I'm going to totally contradict myself here about not bitching about players, but at this point I don't care.
Dear Matt Cooke,
I keep thinking about the jersey I have of yours hanging in the back of my closet, and the fact that not only am I disgusted with myself for having it, I'm even more disgusted with the fact I have it hanging along with 2 Trevor Linden jerseys. I think back to when I was, I think, 12 or 13 and saved up all my money from my first job and was so excited to buy that jersey. In fact one of my favourite birthday presents through my childhood years was a simple birthday card which, thanks to a mutual family friend, was signed by you and Harold Druken.
I can't think back that long to remember why I you were my favourite player at the time, I know I thought you were great, I was so nervous I puked after meeting you before a skills competition one year. I know once I started to understand everything a little more and get more into the game in a knowledgeable level you were my favourite because you were a pest, a little shit disturber. You can ask anyone who knows me how much of a pest and little shit disturber I could and still can be, so it was a perfect fit. Unlike me, however, I do not remember you ever quite crossing the line during that time, something you do way to much of now.

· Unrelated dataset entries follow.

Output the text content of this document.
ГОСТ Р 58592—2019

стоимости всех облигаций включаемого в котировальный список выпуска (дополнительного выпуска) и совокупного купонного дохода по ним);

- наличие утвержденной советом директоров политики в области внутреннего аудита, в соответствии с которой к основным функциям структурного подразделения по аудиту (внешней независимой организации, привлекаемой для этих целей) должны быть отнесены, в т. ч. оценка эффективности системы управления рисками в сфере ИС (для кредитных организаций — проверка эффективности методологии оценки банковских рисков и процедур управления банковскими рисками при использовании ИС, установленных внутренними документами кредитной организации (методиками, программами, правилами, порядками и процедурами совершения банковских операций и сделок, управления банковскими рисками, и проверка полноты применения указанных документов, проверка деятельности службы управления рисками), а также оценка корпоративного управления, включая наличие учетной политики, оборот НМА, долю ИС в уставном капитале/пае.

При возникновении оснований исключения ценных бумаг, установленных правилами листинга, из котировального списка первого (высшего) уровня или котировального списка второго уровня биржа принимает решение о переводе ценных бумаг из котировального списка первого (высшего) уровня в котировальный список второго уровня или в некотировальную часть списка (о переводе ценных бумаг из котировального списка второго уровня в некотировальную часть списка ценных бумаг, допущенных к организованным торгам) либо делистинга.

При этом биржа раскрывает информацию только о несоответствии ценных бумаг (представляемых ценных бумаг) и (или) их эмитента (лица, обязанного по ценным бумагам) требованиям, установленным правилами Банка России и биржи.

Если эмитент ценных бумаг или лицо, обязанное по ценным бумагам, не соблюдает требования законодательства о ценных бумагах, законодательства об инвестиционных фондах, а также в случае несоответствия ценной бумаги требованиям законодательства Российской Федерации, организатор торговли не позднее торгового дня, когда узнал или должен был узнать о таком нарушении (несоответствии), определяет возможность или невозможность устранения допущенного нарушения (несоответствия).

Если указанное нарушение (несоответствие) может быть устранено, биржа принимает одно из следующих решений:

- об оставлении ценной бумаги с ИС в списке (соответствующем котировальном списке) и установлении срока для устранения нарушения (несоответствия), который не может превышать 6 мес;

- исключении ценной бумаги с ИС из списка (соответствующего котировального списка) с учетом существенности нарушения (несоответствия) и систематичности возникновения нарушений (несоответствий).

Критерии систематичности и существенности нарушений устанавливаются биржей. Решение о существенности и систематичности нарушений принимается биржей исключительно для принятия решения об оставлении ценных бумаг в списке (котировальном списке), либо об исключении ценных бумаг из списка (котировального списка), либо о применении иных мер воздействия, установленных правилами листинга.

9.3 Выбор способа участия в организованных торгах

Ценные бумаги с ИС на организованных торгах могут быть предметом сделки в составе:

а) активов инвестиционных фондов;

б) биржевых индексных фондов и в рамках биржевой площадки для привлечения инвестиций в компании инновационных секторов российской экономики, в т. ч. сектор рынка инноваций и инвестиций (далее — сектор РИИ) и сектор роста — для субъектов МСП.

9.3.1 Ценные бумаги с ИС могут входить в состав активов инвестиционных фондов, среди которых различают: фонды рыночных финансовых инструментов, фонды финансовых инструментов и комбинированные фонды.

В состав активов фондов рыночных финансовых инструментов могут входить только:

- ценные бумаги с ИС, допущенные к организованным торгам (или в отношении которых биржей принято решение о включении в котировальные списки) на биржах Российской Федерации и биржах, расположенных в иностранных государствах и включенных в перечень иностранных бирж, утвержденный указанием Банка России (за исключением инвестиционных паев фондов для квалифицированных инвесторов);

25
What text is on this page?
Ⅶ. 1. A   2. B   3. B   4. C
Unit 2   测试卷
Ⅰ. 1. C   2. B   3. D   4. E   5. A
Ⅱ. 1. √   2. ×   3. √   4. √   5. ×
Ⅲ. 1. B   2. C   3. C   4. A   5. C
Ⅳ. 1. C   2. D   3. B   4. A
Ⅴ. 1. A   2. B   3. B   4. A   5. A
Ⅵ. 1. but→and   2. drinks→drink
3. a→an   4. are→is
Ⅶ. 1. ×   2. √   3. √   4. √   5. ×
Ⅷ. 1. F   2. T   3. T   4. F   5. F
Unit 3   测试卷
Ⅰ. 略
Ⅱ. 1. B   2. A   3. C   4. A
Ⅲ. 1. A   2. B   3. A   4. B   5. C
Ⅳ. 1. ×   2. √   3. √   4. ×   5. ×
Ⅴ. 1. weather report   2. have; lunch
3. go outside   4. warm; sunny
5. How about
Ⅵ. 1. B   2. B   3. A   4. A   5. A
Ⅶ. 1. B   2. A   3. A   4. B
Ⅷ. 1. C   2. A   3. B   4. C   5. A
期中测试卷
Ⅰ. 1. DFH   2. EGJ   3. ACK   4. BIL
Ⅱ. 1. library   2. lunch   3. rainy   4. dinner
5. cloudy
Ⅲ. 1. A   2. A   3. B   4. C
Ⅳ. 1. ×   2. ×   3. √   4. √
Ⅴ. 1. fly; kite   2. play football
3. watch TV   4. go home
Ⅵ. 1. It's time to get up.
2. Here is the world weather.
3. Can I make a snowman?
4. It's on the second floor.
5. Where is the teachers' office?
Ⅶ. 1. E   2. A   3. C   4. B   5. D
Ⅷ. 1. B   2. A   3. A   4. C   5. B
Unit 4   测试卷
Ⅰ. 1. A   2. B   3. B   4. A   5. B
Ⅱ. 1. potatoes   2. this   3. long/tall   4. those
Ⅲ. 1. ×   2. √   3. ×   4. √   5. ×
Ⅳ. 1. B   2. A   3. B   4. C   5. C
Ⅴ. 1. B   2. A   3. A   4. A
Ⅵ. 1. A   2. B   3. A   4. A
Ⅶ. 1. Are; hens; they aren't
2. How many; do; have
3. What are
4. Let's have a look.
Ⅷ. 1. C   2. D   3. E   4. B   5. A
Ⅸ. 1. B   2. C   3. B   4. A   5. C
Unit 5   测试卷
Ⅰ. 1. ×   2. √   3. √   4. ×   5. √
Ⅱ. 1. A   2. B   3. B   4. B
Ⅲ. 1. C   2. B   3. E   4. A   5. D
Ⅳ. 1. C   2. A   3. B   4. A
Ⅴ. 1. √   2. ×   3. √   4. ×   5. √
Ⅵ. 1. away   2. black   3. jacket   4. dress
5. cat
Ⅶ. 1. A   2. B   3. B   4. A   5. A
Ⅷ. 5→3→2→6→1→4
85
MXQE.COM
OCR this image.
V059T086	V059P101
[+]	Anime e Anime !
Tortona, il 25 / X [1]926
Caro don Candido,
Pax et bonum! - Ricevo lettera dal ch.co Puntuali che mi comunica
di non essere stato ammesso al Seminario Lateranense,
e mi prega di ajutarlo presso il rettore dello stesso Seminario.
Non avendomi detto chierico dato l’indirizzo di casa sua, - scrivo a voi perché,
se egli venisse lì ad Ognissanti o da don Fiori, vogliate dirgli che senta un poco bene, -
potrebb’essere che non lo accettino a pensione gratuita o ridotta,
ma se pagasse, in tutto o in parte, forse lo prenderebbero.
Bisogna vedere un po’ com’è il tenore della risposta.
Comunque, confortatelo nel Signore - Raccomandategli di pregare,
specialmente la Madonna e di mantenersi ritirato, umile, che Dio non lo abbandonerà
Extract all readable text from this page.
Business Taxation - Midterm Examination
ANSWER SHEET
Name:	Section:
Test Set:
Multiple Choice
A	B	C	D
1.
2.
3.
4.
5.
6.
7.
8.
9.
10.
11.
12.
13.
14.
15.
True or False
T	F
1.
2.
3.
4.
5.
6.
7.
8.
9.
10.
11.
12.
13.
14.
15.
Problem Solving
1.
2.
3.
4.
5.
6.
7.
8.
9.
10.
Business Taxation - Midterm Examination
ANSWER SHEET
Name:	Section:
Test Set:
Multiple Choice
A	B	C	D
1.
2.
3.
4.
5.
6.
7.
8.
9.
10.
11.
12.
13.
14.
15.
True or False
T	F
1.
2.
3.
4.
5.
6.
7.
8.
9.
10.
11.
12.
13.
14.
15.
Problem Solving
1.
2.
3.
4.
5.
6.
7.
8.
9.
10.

This topic has been beat to death, but I feel the need to bitch as well. One time, maybe I can say agree with it may have been an accident, you didn't mean to do it, blah, blah, blah. Anytime beyond that is definitely inexcusable. You aren't a rookie, you are a player who has been playing in the NHL for over 10 years, smarten the hell up or get lost. There has been enough talk of head shots and stuff this past year that even the newest of rookie knows better. I don't need my son growing up and seeing you make hits like you have been and thinking it's alright because an NHL player is doing it. In fact, even if you were playing the Canucks, I probably would not allow my son to watch the game. If it was the Matt Cooke I remember in his Canucks days, maybe, a pesky little shit disturber is fine, but I don't want my son to know of the player you have turned into.
How do you explain these things to your children? how do you explain the type of hits you make and justify it? surely you've told your children in the past that ' it was a mistake or an accident' wasn't the acceptable answer to something they did, so I sure as hell hope that isn't how you are explaining your hits and suspensions to them. Maybe they are to young to understand it now, but your reputation is being set in stone, and unless you attempt to make a change now, it will stay that way. I feel sorry that your kids have to know about this Matt Cooke.
I know you and your wife are very charitable off ice, I think The Cooke Family Foundation of Hope is amazing, and your family does amazing things with it. I wish you guys the best of luck in the future with it, and maybe one day I'll even contribute, but at this point I just can't justify it. I know you do other things as well, and this is my challenge to you. You need to find a way to reach out to young hockey players, at hockey schools etc, and explain to them why there is no room for head shots and other illegal hits in the game of hockey. These young kids look up to you big NHL players, make a positive out of it.
You need to find a way to turn this thing around, before one day another player has had enough and turns you around, you may not be as lucky as some of the players you have hit, and as much as I dislike you right now, I wouldn't wish an sort of injury upon you. Can't say the same for others.